Described by Glenys Rowe as 'the quintessential Australian horror movie’, This Woman is Not a Car is an imaginative examination of suburbia and sexual violence. It predated other films about the dark side of suburbia made in the 1980s. David Lynch’s feature Blue Velvet was made four years later in 1986.

Margaret Dodd sets the scene of suburban isolation and despair brilliantly in the first few minutes of This Woman is Not a Car. Almost immediately there is a hint of things to come when 'the wife’s’ dressing gown comes apart to reveal a car headlight instead of a breast. A picnic at the beach could be a welcome escape from the routine of motherhood but the kids’ laughter becomes loud and unrelenting and the beach is uninviting. A long, fast tracking shot pulls away from the picnic as the children devour their pies (mother?). This is the moment when the woman begins to lose contact with reality (see clip one).

On the way back, stopping to get petrol at an isolated service station, a fantasy takes shape. Four car mechanics stare at the woman as though she is their prey. What follows is a powerful scene that incorporates eroticism, humour, intimidation and violence. One man moves toward her but then veers off to make love to the car – his true object of desire. At first the analogy between the car and the woman (set up by the glimpse of the headlight replacing the woman’s breast earlier) takes on an erotic quality and it could be the woman’s fantasy. But as his mates, car fetishists, move in, they gang rape their love object, the car (see clip two). This sets off a horror sequence from the 'woman as victim’ point of view as the woman questions the meaning of marriage and sexuality. The final scenes of the woman giving birth to a ceramic car take this fantasy to its logical, painful and absurd conclusion.

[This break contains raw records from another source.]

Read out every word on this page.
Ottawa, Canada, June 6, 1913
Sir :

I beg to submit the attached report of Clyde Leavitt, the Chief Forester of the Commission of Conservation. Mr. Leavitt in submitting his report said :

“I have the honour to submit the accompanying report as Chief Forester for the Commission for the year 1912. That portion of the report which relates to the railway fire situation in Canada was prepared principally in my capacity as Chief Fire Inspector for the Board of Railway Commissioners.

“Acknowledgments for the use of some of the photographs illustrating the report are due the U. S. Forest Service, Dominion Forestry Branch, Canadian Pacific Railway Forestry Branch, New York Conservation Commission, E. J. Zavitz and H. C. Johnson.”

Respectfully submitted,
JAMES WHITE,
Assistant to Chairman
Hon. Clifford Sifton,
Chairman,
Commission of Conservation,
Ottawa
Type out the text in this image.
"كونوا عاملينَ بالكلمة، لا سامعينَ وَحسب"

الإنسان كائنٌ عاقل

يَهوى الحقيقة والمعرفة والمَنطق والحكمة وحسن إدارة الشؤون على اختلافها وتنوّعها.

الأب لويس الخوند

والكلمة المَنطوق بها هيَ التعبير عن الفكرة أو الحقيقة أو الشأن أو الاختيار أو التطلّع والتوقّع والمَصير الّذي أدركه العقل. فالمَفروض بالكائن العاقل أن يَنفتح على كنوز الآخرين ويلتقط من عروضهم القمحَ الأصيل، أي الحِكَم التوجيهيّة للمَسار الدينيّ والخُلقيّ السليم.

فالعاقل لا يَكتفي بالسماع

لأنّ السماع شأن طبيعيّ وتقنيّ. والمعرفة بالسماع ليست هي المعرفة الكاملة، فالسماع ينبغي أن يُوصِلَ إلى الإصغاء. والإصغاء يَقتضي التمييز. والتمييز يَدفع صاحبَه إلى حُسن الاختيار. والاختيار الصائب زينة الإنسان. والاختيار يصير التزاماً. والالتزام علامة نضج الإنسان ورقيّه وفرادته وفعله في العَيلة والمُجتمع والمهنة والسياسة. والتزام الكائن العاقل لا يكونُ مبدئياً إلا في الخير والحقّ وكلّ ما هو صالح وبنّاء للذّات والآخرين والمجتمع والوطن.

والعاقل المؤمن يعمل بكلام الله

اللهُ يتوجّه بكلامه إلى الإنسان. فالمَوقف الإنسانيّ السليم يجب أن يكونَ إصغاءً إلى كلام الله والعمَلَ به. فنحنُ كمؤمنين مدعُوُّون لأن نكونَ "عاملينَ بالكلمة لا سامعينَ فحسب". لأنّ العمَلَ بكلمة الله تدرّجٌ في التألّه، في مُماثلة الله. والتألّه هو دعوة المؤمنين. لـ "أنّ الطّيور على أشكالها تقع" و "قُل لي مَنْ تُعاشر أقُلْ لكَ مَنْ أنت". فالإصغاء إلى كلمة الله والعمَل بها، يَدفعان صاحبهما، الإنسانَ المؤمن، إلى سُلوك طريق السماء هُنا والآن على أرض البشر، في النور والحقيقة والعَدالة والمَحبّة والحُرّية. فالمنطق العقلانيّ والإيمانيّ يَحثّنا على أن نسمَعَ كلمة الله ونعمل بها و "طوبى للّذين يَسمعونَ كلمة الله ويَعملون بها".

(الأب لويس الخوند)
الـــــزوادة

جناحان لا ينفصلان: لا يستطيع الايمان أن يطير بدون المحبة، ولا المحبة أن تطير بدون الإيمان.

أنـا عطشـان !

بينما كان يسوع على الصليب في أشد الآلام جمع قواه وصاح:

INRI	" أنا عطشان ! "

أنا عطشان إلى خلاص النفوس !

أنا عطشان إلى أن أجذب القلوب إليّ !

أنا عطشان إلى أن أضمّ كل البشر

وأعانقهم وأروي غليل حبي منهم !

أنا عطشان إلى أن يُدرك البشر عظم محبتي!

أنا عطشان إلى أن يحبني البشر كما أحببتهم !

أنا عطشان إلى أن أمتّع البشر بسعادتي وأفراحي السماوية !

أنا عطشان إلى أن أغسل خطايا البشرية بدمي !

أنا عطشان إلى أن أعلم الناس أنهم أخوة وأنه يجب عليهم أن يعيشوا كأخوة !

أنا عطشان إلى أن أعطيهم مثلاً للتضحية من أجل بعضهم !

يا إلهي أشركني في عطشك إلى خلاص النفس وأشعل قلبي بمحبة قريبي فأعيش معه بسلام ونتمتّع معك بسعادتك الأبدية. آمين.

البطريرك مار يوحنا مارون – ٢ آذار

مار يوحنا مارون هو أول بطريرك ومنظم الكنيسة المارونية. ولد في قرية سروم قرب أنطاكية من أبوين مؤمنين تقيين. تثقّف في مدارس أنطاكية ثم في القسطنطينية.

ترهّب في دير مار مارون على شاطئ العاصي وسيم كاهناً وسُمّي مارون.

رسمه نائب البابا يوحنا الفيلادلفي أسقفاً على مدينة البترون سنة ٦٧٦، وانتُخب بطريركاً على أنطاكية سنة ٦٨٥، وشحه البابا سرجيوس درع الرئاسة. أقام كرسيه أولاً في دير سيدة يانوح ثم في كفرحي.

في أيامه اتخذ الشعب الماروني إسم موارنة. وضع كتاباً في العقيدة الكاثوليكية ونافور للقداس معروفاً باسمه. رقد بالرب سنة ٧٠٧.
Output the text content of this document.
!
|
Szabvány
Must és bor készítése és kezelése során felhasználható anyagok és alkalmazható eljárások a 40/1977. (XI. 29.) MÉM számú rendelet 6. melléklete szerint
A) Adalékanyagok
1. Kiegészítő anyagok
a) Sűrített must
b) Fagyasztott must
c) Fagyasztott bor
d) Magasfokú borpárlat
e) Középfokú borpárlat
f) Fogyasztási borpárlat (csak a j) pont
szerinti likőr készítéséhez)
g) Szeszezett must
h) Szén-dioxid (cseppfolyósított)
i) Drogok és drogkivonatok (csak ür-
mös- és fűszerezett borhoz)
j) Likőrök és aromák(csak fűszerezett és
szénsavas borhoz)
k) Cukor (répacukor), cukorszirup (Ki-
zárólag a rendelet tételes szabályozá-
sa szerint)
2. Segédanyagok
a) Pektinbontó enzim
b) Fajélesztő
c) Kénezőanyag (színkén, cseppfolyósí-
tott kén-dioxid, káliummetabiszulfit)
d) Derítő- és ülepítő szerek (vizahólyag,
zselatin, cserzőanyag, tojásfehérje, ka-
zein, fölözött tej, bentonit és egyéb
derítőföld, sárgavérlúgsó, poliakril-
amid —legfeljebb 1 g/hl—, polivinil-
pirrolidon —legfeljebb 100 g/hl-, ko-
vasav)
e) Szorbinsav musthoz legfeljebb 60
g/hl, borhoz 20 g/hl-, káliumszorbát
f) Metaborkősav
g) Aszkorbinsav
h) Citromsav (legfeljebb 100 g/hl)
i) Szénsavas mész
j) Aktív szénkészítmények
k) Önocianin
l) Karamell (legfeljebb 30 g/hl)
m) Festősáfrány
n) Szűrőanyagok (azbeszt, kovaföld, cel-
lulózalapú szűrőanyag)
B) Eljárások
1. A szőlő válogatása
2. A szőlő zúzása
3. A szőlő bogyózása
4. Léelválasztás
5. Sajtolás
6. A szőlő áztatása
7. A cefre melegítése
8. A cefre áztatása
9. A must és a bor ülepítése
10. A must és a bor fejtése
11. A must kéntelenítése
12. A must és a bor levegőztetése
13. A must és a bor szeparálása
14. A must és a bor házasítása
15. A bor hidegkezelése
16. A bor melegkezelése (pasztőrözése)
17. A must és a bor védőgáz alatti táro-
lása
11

In this film, the filmmaker successfully and dramatically undermines the Australian dream of the time. The suburban ideal of marriage, children and conformity is turned into a nightmare. The woman character is trapped inside this male-dominated culture. But the filmmaker is not. Margaret Dodd succeeds in making her feminist point to the audience that this woman (and others like her) is not a car!

Distributed by the AFI, This Woman is Not a Car was screened in the 1983 Australian Perspecta, the 1983 Sceaux and Tyneside Film Festivals and the 1984 season of 'Australian Alternatives’ at the NFT in London.